Прежде чем выйти, Орелин положила мне руку на плечо:
— Послушай, Максим, я вдруг подумала, что…
— ?
— Если ты хочешь переночевать у меня сегодня, я дам тебе ключ от квартиры. Когда будешь уходить, бросишь его в почтовый ящик.
— Спасибо, не стоит.
— Точно?
— Да.
Она наклонилась и быстро с благодарностью поцеловала меня. Я не стал дожидаться, пока она скроется за дверьми отеля, и сорвался с места. Уезжая из Ниццы, я направился в сторону Винтимильи. Поправляя зеркало заднего вида, я все повторял без конца: сегодня вечером я буду в Италии, вечером я буду в Италии…
По причинам, о которых я с позволения читателя умолчу, за двадцать дней я не написал ни строчки. Сейчас, перечитав последнюю страницу в тетради, что я обычно делаю, прежде чем продолжить записи, я не спешу вернуться к своей исповеди. Дело в том, что настоящее давит на меня. Оно навязывает мне свои обязанности, свое настроение и свою тиранию. В пятницу вечером, например, в «Лесном уголке» после исполнения пьесы в быстром темпе мне стало плохо, и меня на такси отвезли домой. В воскресенье заходил Жозеф и снова предостерег меня от недостойного (по его мнению) использования семейных тайн. Позавчера я провел вечер у Мореито в его загородном доме в Трамбле. Там я снова увидел флигель, в котором Орелин закончила свои дни. В довершение ко всему, сегодня около семи часов утра мне позвонила Зита и голосом таким торжествующим, что я уже было подумал, не собирается ли она опять объявить о счастливом событии, сообщила, что написала о нашей родственнице еще тридцать страниц, которые она перешлет мне завтра срочной почтой. Не слишком-то все это ободряюще!

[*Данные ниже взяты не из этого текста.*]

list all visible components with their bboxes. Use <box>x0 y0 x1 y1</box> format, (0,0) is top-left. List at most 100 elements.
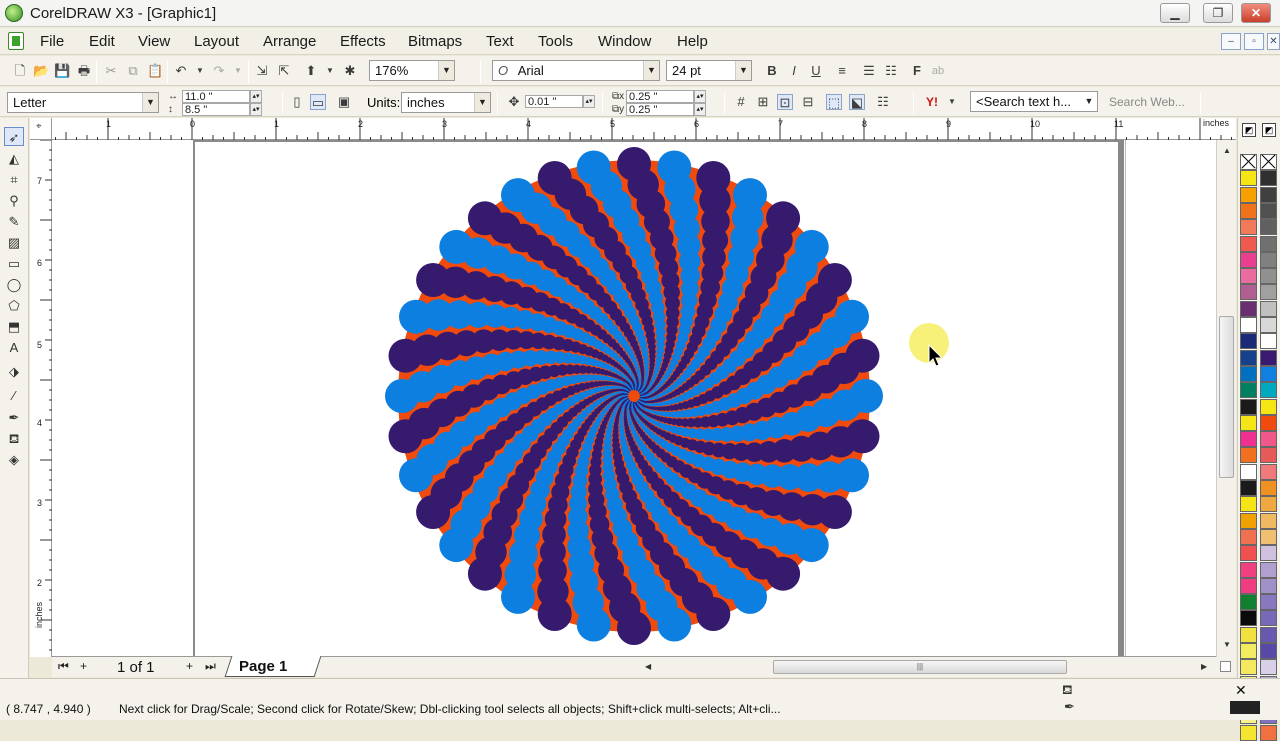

По счастью, сегодня я ничем не занят и, глядя, как дождь набирает силу за окном, могу слушать последний альбом Кочаяна и разучивать новые танго. Они теперь снова в моде, и мне их часто заказывают. Только что, заваривая кофе, я вдруг понял, почему все медлю и не спешу подхватить нить моего повествования, если только это и в самом деле нить, а не беспорядочное переплетение разрозненных отрывков. Меня удерживает не меланхолия и уж конечно не сомнение. Даже если бы мне удалось сохранить только одну сторону медали, это все же было бы много лучше, чем монотонный шум ливня, барабанящего в оконное стекло. Нет, просто-напросто мне не хочется воскрешать в памяти те серые годы, когда все мои устремления — музыкальные, артистические или какие-либо еще — покинули меня. Я их так и называю — мои свинцовые годы.
Об этом периоде, который я бы не решился точно обозначить во времени, так как он не имеет четких границ, можно было бы сказать, что он напоминает путешествие через пустыню. Но есть вещи более изнурительные, чем путешествие через пустыню: это дни, в которых не видно горизонта, те дни, когда пустыня проходит сквозь нас, наполняет своей безжизненностью, просачивается в мозг и оттуда медленно стекает в сердце. Иногда в каком-нибудь отдаленном уголке этой Сахары нашей души вдруг поднимется ветер, закружится в вихре, и на этом месте появляется дюна. Мне кажется, что на гребне этой дюны я различаю силуэт Орелин, который так же, как и я, борется с ветром и пустыней. Кто из них победит? Выстоит ли она? Если при жизни я не смог ее удержать, то где мне найти ее теперь?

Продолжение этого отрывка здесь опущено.